Is using ethanol-glycine irrigating fluid monitoring and 'good surgical practice' enough to prevent harmful absorption during transurethral resection of the prostate?
- PMID: 16686720
- DOI: 10.1111/j.1464-410X.2006.06208.x
Is using ethanol-glycine irrigating fluid monitoring and 'good surgical practice' enough to prevent harmful absorption during transurethral resection of the prostate?
Abstract
Objective: To evaluate the utility of using a tracer of 1% ethanol in 1.5% glycine for the early detection of irrigation fluid absorption during transurethral resection of the prostate (TURP).
Patients and methods: In all, 126 men undergoing TURP were irrigated with a solution of 1% ethanol and 1.5% glycine; their expired air was tested for ethanol every 20 min, and again at the end of the procedure. Maximum absorption by the breath-ethanol reading was compared with the serum concentration of absorbed glycine (analysed by anion-exchange chromatography).

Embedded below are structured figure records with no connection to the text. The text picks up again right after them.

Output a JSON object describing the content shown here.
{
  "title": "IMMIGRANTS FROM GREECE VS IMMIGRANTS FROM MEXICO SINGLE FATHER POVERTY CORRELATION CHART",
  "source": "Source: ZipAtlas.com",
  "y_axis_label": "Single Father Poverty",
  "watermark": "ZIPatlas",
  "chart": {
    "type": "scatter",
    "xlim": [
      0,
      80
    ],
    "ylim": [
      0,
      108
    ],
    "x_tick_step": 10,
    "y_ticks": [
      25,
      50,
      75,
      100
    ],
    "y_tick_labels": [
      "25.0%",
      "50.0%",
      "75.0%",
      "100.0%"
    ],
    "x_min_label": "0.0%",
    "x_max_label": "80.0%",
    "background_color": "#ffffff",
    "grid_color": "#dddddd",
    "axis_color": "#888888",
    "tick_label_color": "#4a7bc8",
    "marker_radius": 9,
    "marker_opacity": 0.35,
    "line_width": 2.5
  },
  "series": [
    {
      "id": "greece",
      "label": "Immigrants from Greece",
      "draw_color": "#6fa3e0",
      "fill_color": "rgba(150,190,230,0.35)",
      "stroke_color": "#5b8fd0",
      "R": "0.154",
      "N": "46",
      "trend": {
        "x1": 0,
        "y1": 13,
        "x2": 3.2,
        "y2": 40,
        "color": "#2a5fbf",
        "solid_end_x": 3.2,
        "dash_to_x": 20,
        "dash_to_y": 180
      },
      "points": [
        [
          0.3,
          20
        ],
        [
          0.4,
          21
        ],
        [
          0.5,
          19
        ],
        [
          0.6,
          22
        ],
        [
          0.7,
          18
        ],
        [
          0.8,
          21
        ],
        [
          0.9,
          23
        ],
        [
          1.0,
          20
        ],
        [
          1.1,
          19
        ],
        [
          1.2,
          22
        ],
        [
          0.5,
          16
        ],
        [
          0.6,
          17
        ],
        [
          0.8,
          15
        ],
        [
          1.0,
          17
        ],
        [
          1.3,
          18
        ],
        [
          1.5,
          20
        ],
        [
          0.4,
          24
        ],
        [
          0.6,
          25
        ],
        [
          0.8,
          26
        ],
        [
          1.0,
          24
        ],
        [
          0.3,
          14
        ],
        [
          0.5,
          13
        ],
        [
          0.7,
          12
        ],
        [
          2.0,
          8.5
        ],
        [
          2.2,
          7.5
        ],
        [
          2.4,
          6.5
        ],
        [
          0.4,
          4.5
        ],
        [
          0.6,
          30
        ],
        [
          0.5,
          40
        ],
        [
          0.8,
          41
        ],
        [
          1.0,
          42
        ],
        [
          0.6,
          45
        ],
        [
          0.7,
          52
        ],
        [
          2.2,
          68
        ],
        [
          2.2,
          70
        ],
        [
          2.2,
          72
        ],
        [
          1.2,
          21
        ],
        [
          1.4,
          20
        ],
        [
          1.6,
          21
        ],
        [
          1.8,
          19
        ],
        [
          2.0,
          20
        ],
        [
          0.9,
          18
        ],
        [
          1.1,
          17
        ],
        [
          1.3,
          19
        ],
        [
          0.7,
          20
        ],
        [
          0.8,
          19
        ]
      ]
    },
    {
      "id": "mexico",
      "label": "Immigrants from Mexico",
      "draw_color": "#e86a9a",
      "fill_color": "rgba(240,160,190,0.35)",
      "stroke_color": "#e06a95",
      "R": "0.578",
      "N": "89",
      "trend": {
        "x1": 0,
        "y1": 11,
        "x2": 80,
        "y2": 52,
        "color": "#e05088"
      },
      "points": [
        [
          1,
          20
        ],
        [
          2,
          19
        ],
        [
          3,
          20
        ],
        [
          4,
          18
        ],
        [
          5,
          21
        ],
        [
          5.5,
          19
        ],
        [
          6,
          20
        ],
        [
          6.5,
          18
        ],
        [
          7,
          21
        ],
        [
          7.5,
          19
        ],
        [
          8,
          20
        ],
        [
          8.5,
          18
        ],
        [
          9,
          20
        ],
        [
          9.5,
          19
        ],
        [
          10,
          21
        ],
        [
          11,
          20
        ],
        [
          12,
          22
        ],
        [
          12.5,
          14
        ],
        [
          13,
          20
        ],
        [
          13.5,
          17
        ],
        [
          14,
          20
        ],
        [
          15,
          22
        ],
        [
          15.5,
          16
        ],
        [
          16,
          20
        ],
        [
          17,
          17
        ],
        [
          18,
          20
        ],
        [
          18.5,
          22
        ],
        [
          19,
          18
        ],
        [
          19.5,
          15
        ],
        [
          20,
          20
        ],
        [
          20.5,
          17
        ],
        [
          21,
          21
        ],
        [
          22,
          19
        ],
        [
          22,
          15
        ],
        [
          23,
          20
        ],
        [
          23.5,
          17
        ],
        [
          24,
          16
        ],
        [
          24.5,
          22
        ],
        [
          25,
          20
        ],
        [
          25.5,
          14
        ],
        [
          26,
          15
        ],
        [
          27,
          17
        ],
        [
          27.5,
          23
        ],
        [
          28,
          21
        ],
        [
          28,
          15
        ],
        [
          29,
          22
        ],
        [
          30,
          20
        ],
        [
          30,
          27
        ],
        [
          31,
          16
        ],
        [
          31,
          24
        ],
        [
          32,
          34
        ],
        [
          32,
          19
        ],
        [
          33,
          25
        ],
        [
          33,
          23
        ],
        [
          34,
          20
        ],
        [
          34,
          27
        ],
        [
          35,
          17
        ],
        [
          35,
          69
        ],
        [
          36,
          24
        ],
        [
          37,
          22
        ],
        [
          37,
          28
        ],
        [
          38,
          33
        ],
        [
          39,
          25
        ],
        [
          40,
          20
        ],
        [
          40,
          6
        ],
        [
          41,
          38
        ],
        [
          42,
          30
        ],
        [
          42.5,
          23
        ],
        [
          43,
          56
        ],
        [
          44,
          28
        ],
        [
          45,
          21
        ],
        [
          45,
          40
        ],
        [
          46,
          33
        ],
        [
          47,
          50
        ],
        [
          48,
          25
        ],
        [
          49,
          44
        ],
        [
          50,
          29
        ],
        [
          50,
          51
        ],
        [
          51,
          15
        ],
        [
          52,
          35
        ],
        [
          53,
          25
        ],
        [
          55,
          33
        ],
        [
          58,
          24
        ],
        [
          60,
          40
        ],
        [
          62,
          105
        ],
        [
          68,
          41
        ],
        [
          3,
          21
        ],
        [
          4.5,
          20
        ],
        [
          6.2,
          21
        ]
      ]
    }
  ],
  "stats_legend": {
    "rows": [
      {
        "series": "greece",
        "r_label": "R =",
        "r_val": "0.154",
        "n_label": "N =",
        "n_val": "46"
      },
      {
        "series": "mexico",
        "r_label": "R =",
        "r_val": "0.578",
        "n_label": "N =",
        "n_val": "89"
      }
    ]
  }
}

Results: Complete data on 120 men were assessed; 75% of the men absorbed irrigation fluid, with glycine levels above the normal range. The sodium levels tended to decrease with increasing glycine levels (Spearman's rank correlation coefficient, - 0.57; 120 men) and five men (4%) developed clinical features of the TUR syndrome. There was a weak correlation between breath-ethanol levels and serum glycine levels (Spearman's rank correlation coefficient, 0.54). The experience of the surgeon, the weight of the resected chips, and the operative duration were not significantly predictive of irrigation fluid absorption.
Conclusions: A rising breath-ethanol level indicates irrigation fluid absorption. However, irrigating fluid absorption is unpredictable, supporting the case for alternative, potentially safer irrigants.